Case Status launched Client Intelligence, an AI engine that measures and analyzes client interactions. The goal: anticipate needs, reduce friction, and convert satisfaction into measurable outcomes.
Gunderson's AI build-out and Legal Innovators New York
Joe Green, Chief Innovation Officer at Gunderson, shared how the firm went from early prompting to making generative AI part of daily practice. The themes were clear: adoption is a behavior change project, specialized AI will matter, and knowing what AI can and cannot do boosts results.
- AI use by lawyers is rising, but outcomes depend on habits and workflows.
- Prompting existed before it had a name; literacy still matters.
- Specialized applications will lift accuracy and trust.
- The next edge is integration: drafting, review, research, and client service in one flow.
Legal Innovators New York runs Nov 19-20 in Midtown, with Law Firm Day and In-House Day. Tickets are free for law firm and in-house professionals (application required). A London edition runs Nov 4-6 with dedicated days for firms, in-house, and litigation. Both events are produced by Cosmonauts.
Law Punx: Electra Japonas on the future of the profession
This week's Law Punx features Electra Japonas (Law Insider) on what AI asks of lawyers next. Drafting will matter less; explaining the "why," setting guardrails, and designing systems will matter more. Clients want speed, clarity, and innovation-firms must respond.

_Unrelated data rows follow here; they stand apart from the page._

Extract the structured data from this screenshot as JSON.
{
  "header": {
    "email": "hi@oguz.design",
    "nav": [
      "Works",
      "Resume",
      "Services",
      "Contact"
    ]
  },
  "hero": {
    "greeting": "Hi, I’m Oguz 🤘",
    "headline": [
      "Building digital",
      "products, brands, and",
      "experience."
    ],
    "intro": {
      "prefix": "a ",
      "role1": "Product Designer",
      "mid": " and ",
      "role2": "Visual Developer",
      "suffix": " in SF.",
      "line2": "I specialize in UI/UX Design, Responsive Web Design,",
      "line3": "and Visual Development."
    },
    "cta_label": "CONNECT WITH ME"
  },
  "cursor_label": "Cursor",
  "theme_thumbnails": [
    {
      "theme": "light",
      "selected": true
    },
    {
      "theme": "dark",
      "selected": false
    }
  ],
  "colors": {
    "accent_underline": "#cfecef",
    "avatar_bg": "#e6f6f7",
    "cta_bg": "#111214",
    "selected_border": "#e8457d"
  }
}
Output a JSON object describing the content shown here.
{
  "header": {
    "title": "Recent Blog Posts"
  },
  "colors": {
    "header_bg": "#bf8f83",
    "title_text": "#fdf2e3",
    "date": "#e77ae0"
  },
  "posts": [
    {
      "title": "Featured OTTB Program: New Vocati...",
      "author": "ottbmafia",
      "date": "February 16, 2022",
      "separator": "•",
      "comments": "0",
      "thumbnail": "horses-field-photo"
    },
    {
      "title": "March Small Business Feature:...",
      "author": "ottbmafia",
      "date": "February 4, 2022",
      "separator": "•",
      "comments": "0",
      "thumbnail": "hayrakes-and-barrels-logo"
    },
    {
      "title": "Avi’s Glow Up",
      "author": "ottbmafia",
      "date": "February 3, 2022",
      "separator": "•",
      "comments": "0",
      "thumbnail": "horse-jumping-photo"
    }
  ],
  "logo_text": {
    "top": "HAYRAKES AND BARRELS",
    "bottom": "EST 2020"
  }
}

- Lawyers shift from executors to "legal architects."
- Law schools should teach legal tech and systems design.
- Client expectations are forcing new operating models.
More episodes are in the queue, featuring Oz Benamram, Tara Waters, Jerry Levine, Horace Wu, Jake Jones, Todd Smithline, and Richard Mabey. Episodes are available on Spotify and Apple Podcasts.
What this means for legal teams
- Diagnose adoption: Use behavioral profiling to set training, comms, and incentives by persona-not guesses.
- Train for fluency: Prioritize prompt literacy, review workflows, and risk controls over tool tours.
- Tie AI to outcomes: Track cycle time, quality, and client experience-not usage hours.
- Pilot where need is high: Intake triage, summarization, and research are reliable ROI starters.
- Embed client intelligence: Anticipate questions, reduce back-and-forth, and document impact.
That's the wrap. Keep it practical, measure what matters, and keep shipping results.